Crucial Role of Tissue-specific Apoptosis on the Development of Primary Sjögren's Syndrome / Oral Science International

ABSTRACT

Primary Sjögren's syndrome is an autoimmune disorder characterized by lymphocytic infiltrates and destruction of the salivary and lacrimal glands, and systemic production of autoantibodies to the ribonucleoprotein (RNP) particles SS-A/Ro and SS-B/La, leading to clinical symptoms of dryness of the mouth and eyes (sicca syndrome). Autoreactive T cells bearing the CD4 molecule may recognize an unknown self antigen, triggering autoimmunity in the salivary and lacrimal glands. Although several candidate autoantigens including α-fodrin have been reported in Sjögren's syndrome, the pathogenic roles of the autoantigens in initiation and progression of SS are still unclear.

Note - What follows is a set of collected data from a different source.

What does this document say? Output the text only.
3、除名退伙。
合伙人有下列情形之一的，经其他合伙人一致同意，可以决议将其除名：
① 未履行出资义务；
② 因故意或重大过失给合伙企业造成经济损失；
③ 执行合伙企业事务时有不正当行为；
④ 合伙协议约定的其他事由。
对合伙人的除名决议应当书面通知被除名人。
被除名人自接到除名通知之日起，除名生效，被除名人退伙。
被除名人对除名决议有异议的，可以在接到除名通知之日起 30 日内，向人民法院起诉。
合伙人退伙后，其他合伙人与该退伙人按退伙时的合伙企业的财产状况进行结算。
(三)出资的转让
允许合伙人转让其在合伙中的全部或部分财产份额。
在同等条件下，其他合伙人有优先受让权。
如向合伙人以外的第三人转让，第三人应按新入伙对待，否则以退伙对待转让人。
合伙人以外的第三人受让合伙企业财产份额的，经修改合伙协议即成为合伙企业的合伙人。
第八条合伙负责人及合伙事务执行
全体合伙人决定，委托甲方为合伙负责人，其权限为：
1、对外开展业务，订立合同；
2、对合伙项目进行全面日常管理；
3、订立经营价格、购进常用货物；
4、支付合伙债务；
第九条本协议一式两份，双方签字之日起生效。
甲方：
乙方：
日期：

It is possible that individual T cells activated by an appropriate self antigen can proliferate and form a restricted clone. Recent evidence suggests that the apoptotic pathway plays a central role in making T cells tolerant to tissue-specific self antigen, and may drive the autoimmune phenomenon. We recently reported that tissue-specific apoptosis in estrogen-deficient mice may contribute to autoantigen cleavage, leading to the development of autoimmune exocrinopathy. The studies reviewed imply that tissue-specific apoptosis and caspase-mediated α-fodrin proteolysis are involved in the progression of autoimmune lesions in Sjögren's syndrome. Moreover, Fas ligand (FasL) and its receptor Fas are essential in the homeostasis of the peripheral immune system. It is considered that a defect in activation-induced cell death (AICD) of effector T cells may result in the development of autoimmune exocrinopathy in Sjögren's syndrome.